Outro fator que Marcelo destaca ao g1 é que o cacau pode ser cultivado em sistemas consorciados, ou seja, junto a outras plantações, como em sistemas agroflorestais, por exemplo, gerando renda ao produtor.
"Ele pode, e deve [ser cultivado], principalmente com espécies que vão oferecer um sombreamento para o cacau nos primeiros anos de vida. É muito comum aqui no estado de São Paulo o cultivo consorciado com bananeiras, que ajudam no sombreamento e também ajudam como quebra-vento", diz.
Conforme Marcelo, o cacau tem uma boa fluidez de mercado, ainda mais porque as amêndoas podem ser armazenadas para comercialização em maior quantidade ou em épocas mais favoráveis. "É fato que ter uma cadeia maior de produção auxilia na negociação para escoar a produção. Entretanto, mesmo que em poucos, não é difícil a comercialização", continua.
Muda de cacaueiro produzida em teste preliminar de germinação
Homéro Ferreira/Unoeste
Pesquisas
Sobre as produções científicas, Marcelo explica que Juan Victor Oliveira desenvolve dissertação no mestrado do Programa de Pós-graduação em Agronomia (PPGA) sobre o uso de biochar de lodo de esgoto em pó de rocha na produção de mudas de cacaueiro.
Outro estudo avalia a germinação de espécies em diferentes substratos, desenvolvido no Trabalho de Conclusão de Curso (TCC) do estudante Leonardo Henrique Xavier da Silva.
Conforme o professor doutor Marcelo, neste momento as mudas serão utilizadas apenas para fins de pesquisa.
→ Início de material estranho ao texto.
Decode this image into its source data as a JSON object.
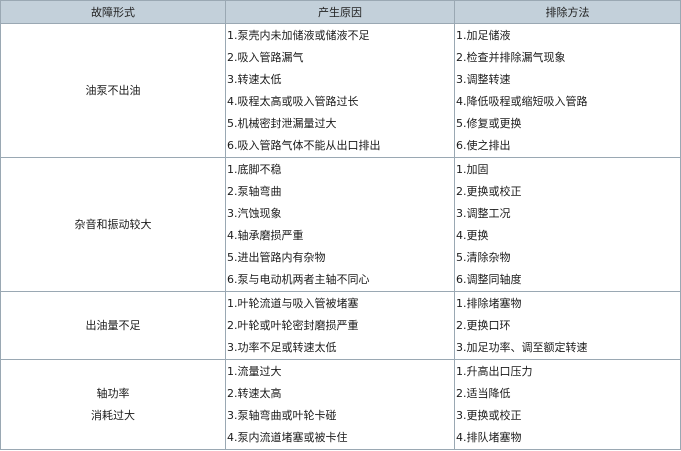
{
  "table": {
    "headers": [
      "故障形式",
      "产生原因",
      "排除方法"
    ],
    "rows": [
      {
        "symptom": [
          "油泵不出油"
        ],
        "causes": [
          "1.泵壳内未加储液或储液不足",
          "2.吸入管路漏气",
          "3.转速太低",
          "4.吸程太高或吸入管路过长",
          "5.机械密封泄漏量过大",
          "6.吸入管路气体不能从出口排出"
        ],
        "remedies": [
          "1.加足储液",
          "2.检查并排除漏气现象",
          "3.调整转速",
          "4.降低吸程或缩短吸入管路",
          "5.修复或更换",
          "6.使之排出"
        ]
      },
      {
        "symptom": [
          "杂音和振动较大"
        ],
        "causes": [
          "1.底脚不稳",
          "2.泵轴弯曲",
          "3.汽蚀现象",
          "4.轴承磨损严重",
          "5.进出管路内有杂物",
          "6.泵与电动机两者主轴不同心"
        ],
        "remedies": [
          "1.加固",
          "2.更换或校正",
          "3.调整工况",
          "4.更换",
          "5.清除杂物",
          "6.调整同轴度"
        ]
      },
      {
        "symptom": [
          "出油量不足"
        ],
        "causes": [
          "1.叶轮流道与吸入管被堵塞",
          "2.叶轮或叶轮密封磨损严重",
          "3.功率不足或转速太低"
        ],
        "remedies": [
          "1.排除堵塞物",
          "2.更换口环",
          "3.加足功率、调至额定转速"
        ]
      },
      {
        "symptom": [
          "轴功率",
          "消耗过大"
        ],
        "causes": [
          "1.流量过大",
          "2.转速太高",
          "3.泵轴弯曲或叶轮卡碰",
          "4.泵内流道堵塞或被卡住"
        ],
        "remedies": [
          "1.升高出口压力",
          "2.适当降低",
          "3.更换或校正",
          "4.排队堵塞物"
        ]
      }
    ]
  }
}
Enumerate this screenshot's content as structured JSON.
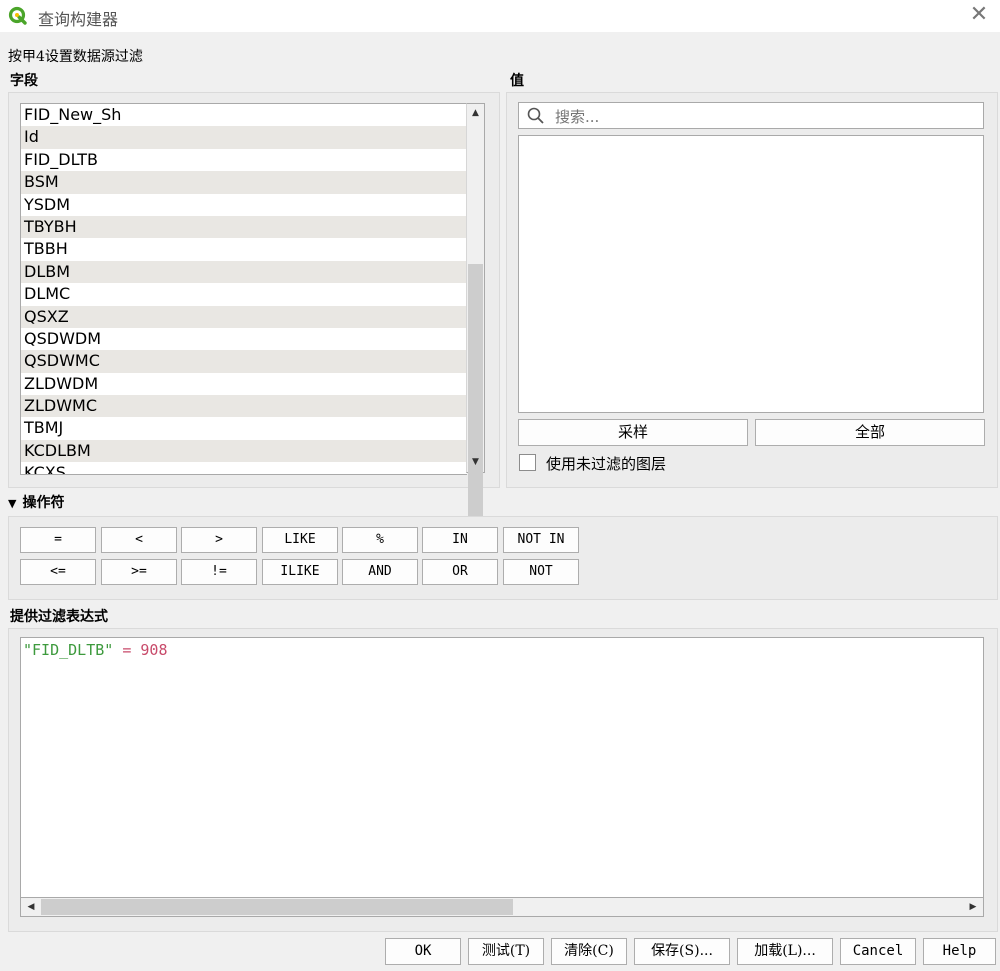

O grupo estuda, além da planta, produtos que possam auxiliar no desenvolvimento inicial do cacaueiro, assim como diferentes formas de germinação das sementes.
"Depois queremos formar alguns bosques de cacau dentro das nossas áreas de pesquisa. Assim, nosso objetivo maior é criar conhecimento sobre o assunto para transmitir aos produtores e, não, as mudas em si", afirma.
A pesquisa tem um cronograma estimado em dois anos, dos quais um já foi concluído com a produção dos produtos. Agora, após a aquisição das sementes, será realizado o plantio e, em cerca de 90 dias, os primeiros testes.
A proposta dos pesquisadores é avaliar o potencial de expansão da cultura para outras regiões do interior paulista com clima quente e disponibilidade de água, como as regiões administrativas de Bauru (SP) e Araçatuba (SP).
Caso os resultados sejam positivos, o cultivo do cacau poderá representar uma nova alternativa econômica para pequenos produtores, inclusive agricultores familiares e moradores de assentamentos rurais.